Veel van de mensen kwamen alleen terug met een oude handkar met daarop een overleden familielid. Soms bleef een fiets of handkar langs de weg staan. Dan was de eigenaar die erbij hoorde bij een razzia door de bezetters opgepakt en afgevoerd. De bezetters bleven arresteren en terechtstellen en hielden ook drijfjachten om zo aan nieuwe werkkrachten te komen.

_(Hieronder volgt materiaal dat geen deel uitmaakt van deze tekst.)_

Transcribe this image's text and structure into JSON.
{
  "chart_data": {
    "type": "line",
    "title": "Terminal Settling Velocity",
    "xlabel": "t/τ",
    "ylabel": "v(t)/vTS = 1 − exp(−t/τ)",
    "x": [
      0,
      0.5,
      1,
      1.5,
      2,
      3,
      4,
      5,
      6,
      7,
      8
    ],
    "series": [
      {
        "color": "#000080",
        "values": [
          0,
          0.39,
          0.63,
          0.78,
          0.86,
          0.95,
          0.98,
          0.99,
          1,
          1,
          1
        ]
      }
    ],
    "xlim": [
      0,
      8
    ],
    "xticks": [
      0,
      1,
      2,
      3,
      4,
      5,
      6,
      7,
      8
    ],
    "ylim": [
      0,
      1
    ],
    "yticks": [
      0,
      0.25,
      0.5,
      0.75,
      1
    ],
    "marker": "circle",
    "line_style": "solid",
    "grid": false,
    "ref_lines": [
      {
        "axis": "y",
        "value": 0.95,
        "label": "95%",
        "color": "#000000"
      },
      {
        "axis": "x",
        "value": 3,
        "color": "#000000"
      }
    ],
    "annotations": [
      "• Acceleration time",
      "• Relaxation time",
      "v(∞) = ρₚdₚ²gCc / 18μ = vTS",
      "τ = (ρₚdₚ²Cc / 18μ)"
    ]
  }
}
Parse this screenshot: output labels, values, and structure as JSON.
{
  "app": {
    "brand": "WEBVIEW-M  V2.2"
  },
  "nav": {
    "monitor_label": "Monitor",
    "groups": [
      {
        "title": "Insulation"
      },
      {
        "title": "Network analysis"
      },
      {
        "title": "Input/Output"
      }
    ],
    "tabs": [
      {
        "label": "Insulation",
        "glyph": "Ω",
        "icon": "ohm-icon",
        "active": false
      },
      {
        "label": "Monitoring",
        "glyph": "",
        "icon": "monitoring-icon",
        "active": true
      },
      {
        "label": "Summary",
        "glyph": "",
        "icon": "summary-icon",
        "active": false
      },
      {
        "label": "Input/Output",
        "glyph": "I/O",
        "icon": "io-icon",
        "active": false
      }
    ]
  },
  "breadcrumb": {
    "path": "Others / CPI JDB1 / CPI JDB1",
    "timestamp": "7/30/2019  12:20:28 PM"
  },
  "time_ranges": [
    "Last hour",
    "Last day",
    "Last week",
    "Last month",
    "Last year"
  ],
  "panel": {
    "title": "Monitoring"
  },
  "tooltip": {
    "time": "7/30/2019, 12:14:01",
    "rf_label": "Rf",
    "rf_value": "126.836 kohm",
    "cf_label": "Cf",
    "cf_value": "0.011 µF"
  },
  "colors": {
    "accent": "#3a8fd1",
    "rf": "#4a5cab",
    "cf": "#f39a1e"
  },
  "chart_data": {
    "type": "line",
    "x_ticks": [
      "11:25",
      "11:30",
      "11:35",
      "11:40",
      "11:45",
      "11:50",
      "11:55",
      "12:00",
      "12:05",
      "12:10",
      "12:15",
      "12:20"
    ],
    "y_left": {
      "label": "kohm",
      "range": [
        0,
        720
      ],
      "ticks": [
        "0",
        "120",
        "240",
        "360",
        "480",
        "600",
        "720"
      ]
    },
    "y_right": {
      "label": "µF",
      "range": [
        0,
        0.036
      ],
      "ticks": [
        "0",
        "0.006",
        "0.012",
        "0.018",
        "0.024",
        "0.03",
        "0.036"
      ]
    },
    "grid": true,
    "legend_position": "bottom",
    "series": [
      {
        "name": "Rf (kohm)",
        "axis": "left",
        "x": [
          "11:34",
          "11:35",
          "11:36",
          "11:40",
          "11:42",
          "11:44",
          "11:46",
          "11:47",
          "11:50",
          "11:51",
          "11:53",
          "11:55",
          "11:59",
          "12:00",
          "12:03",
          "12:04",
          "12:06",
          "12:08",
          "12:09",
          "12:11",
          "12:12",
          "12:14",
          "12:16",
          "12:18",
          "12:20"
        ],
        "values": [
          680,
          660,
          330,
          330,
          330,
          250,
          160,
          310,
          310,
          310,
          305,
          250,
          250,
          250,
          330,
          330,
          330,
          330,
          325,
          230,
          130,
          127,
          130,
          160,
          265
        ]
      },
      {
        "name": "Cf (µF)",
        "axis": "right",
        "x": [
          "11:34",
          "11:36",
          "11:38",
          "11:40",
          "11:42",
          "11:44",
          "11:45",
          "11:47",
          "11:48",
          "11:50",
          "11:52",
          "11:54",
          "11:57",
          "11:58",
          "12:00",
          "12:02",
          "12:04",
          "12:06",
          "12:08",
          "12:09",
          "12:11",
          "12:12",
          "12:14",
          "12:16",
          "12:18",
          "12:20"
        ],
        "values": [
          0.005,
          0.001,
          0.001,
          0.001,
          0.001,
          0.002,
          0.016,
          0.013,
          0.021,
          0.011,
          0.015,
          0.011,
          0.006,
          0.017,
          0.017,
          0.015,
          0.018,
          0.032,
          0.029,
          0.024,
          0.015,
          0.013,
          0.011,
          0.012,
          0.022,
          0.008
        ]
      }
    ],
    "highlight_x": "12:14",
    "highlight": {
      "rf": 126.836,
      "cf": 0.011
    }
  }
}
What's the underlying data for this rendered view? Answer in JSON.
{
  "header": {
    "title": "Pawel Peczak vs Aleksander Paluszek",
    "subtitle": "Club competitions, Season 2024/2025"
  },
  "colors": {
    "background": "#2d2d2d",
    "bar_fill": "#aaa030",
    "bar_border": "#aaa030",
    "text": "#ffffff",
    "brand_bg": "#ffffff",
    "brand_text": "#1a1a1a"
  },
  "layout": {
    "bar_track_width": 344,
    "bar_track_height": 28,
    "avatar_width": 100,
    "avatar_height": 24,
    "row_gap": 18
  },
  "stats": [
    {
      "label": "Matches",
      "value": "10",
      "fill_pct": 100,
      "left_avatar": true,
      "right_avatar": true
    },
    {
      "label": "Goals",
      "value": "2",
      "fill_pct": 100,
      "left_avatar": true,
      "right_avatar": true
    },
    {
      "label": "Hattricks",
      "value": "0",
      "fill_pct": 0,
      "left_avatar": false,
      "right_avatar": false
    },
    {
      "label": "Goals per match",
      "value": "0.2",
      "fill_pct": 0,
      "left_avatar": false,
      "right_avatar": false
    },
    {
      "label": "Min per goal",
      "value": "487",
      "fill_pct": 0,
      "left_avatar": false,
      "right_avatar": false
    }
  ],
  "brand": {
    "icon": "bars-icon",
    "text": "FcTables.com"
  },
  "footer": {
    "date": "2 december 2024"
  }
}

Uit De Tijd van 4 mei 1966
Uit De Tijd van 4 mei 1966

De razzia's
Eind 1944 werd er in Rotterdam een grote razzia gehouden. Voor dag en dauw werden hele stadswijken door de Duitsers afgesloten en viel er bij elk huis een brief in de bus waarin te lezen viel dat alle jongens en mannen van 17 tot 40 jaar zich moesten melden. Maar liefst 50.000 totaal verraste Rotterdammers werden die dag afgevoerd. Het bleef echter niet bij Rotterdam alleen. Ook in Apeldoorn, Dordrecht, Delft, Haarlem, Alkmaar, Den Haag, in het Westland, in Friesland, op Texel en in de Noordoostpolder werden razzia's gehouden. In totaal zouden tijdens de wintermaanden zo'n 120.000 mannen en jongens door de bezetters worden opgepakt en afgevoerd om gedwongen te werken aan militaire objecten, zoals loopgraven, luchtafweerstellingen en tankgrachten, in het oosten van het land en in Duitsland.

Tijdens de hongerwinter viel een groot deel van het openbare leven stil. Fabrieken moesten vanwege het gebrek aan grondstoffen op halve kracht werken en waren ook vaak helemaal gesloten vanwege het gebrek aan personeel. Door ondervoeding, acute hongersnood en ziekten waren veel mensen simpelweg niet in staat om nog te kunnen werken. Ook bij de overheidsdiensten kreeg men steeds meer te kampen met onderbezetting van personeel. Zo werd er in de grote steden geen vuilnis meer opgehaald, lag het openbare vervoer grotendeels plat en werden mensen alleen nog maar in een ziekenhuis opgenomen als er een levensbedreigende situatie was. Chirurgen moesten hun operaties doen bij kaarslicht! Bioscopen en theaters bleven dicht en ook de scholen werden in de loop van de winter gesloten. Vanaf maart 1945 was het letterlijk doodstil op straat.

Uit de Amigoe van 5 mei 1995
Uit de Amigoe van 5 mei 1995

De slachtoffers
Tussen september 1944 en mei 1945 zouden zo'n 22.000 mensen als gevolg van de hongerwinter om het leven komen. Vooral bejaarden, kinderen en alleenstaanden vielen ten prooi aan de honger. Ook door slechte hygiënische omstandigheden werden veel mensen ziek. Er kwam zo goed als geen schoon water meer uit de waterleidingen en veel mensen hadden last van hoofdluizen, schurft en eczeem. Na eeuwen waren de grote vijanden van de mensheid en bondgenoten van de oorlog weer teruggekeerd: hongeroedeem, hongersnood en de hongerdood.